June 19, 2014 — Like a few types of seafood, America’s East Coast watermen are an endangered species. As environmental factors and overfishing continue to challenge their source of income, some watermen are turning to tourism and other careers. Fortunately, in North Carolina’s Outer Banks, people who earn a living from the sea are still blessed with access to the wide-open Atlantic. And they’ve become the chief suppliers of seafood for people living north of the Mason-Dixon Line.
Like so many watermen, Ashley O’Neal’s grandfather fished these waters, as did his father before him. O’Neal’s Sea Harvest is a commercial fishing operation in Wanchese, a tiny village on Roanoke Island in the Outer Banks. Mr. O’Neal operates a fleet of boats that harvests seafood from the Atlantic Ocean, as well as the Albemarle and Pamlico Sounds.

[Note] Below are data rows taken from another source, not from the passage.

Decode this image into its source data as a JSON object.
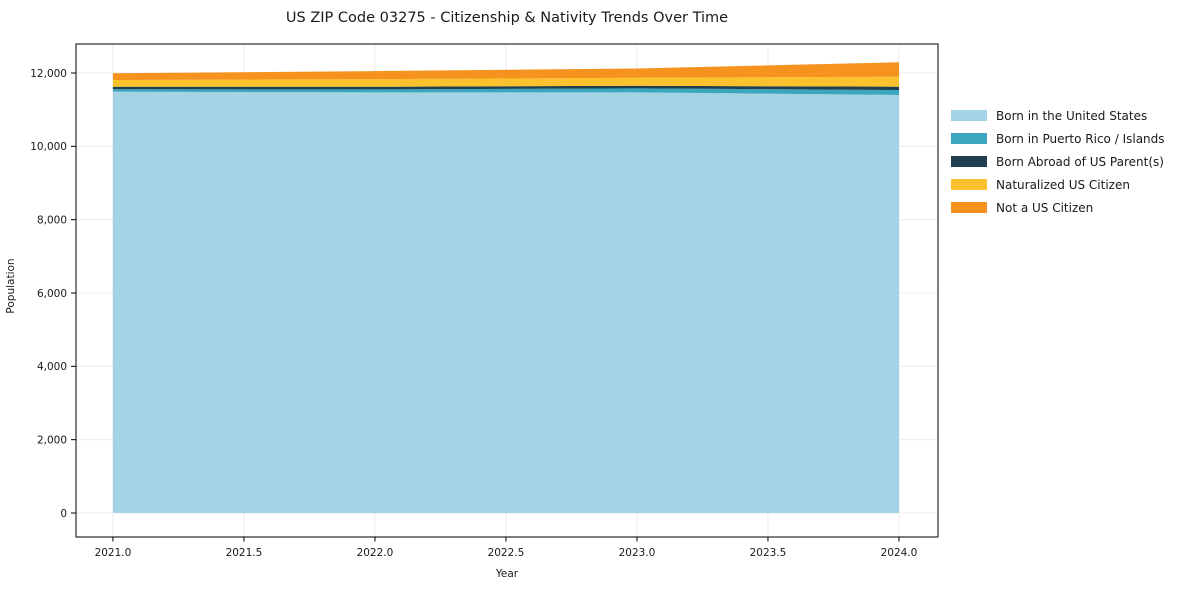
{
  "title": "US ZIP Code 03275 - Citizenship & Nativity Trends Over Time",
  "chart_data": {
    "type": "area",
    "stacked": true,
    "title": "US ZIP Code 03275 - Citizenship & Nativity Trends Over Time",
    "xlabel": "Year",
    "ylabel": "Population",
    "x": [
      2021,
      2022,
      2023,
      2024
    ],
    "series": [
      {
        "name": "Born in the United States",
        "color": "#a5d3e6",
        "values": [
          11490,
          11470,
          11470,
          11400
        ]
      },
      {
        "name": "Born in Puerto Rico / Islands",
        "color": "#3aa7bf",
        "values": [
          65,
          82,
          109,
          136
        ]
      },
      {
        "name": "Born Abroad of US Parent(s)",
        "color": "#20404f",
        "values": [
          70,
          71,
          73,
          90
        ]
      },
      {
        "name": "Naturalized US Citizen",
        "color": "#fcc22d",
        "values": [
          183,
          210,
          218,
          273
        ]
      },
      {
        "name": "Not a US Citizen",
        "color": "#f6921e",
        "values": [
          183,
          218,
          254,
          393
        ]
      }
    ],
    "x_ticks": [
      2021.0,
      2021.5,
      2022.0,
      2022.5,
      2023.0,
      2023.5,
      2024.0
    ],
    "x_tick_labels": [
      "2021.0",
      "2021.5",
      "2022.0",
      "2022.5",
      "2023.0",
      "2023.5",
      "2024.0"
    ],
    "y_ticks": [
      0,
      2000,
      4000,
      6000,
      8000,
      10000,
      12000
    ],
    "y_tick_labels": [
      "0",
      "2,000",
      "4,000",
      "6,000",
      "8,000",
      "10,000",
      "12,000"
    ],
    "xlim": [
      2020.859,
      2024.149
    ],
    "ylim": [
      -655,
      12791
    ],
    "grid": true,
    "legend_position": "right-outside"
  }
}
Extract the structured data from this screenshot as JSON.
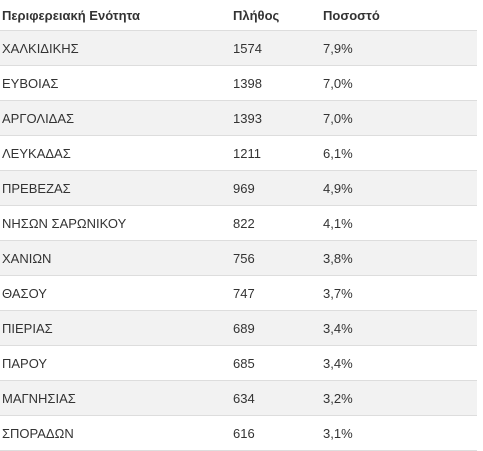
{
  "table": {
    "headers": {
      "region": "Περιφερειακή Ενότητα",
      "count": "Πλήθος",
      "percent": "Ποσοστό"
    },
    "rows": [
      {
        "region": "ΧΑΛΚΙΔΙΚΗΣ",
        "count": "1574",
        "percent": "7,9%"
      },
      {
        "region": "ΕΥΒΟΙΑΣ",
        "count": "1398",
        "percent": "7,0%"
      },
      {
        "region": "ΑΡΓΟΛΙΔΑΣ",
        "count": "1393",
        "percent": "7,0%"
      },
      {
        "region": "ΛΕΥΚΑΔΑΣ",
        "count": "1211",
        "percent": "6,1%"
      },
      {
        "region": "ΠΡΕΒΕΖΑΣ",
        "count": "969",
        "percent": "4,9%"
      },
      {
        "region": "ΝΗΣΩΝ ΣΑΡΩΝΙΚΟΥ",
        "count": "822",
        "percent": "4,1%"
      },
      {
        "region": "ΧΑΝΙΩΝ",
        "count": "756",
        "percent": "3,8%"
      },
      {
        "region": "ΘΑΣΟΥ",
        "count": "747",
        "percent": "3,7%"
      },
      {
        "region": "ΠΙΕΡΙΑΣ",
        "count": "689",
        "percent": "3,4%"
      },
      {
        "region": "ΠΑΡΟΥ",
        "count": "685",
        "percent": "3,4%"
      },
      {
        "region": "ΜΑΓΝΗΣΙΑΣ",
        "count": "634",
        "percent": "3,2%"
      },
      {
        "region": "ΣΠΟΡΑΔΩΝ",
        "count": "616",
        "percent": "3,1%"
      }
    ]
  }
}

The 36-year-old oversees his family’s operation consisting of 30 watermen — that includes fisherman, crabbers and shrimpers — and up to 14 packers depending on the season. In May, their busiest month, the company shipped nearly 18,000 dozen softshell crabs to Northern cities from Washington, D.C., to Boston. The bulk of the crabs supply restaurants and markets in Baltimore, New York and Philadelphia, but restaurants in Pittsburgh are creating interesting dishes with soft-shell crabs — such as the soft-shell crab tostadas served earlier this season at Tamari.
There are eight commercial seafood operations in the Outer Banks. In addition to supplying wholesalers, they sell their fish and shellfish at small markets adjacent to where their boats unload the fresh catch of the day. You can’t get seafood any fresher than what you’ll see in these markets. It’s one of the best reasons to vacation in the Outer Banks.
“May and June are the key months for soft crabs,” explains Mr. O’Neal. “The blue hardshell crabs become plentiful in June, July and August. We’re bringing in shrimp in August, September and October. Beginning in September and through November, the flounder start running.”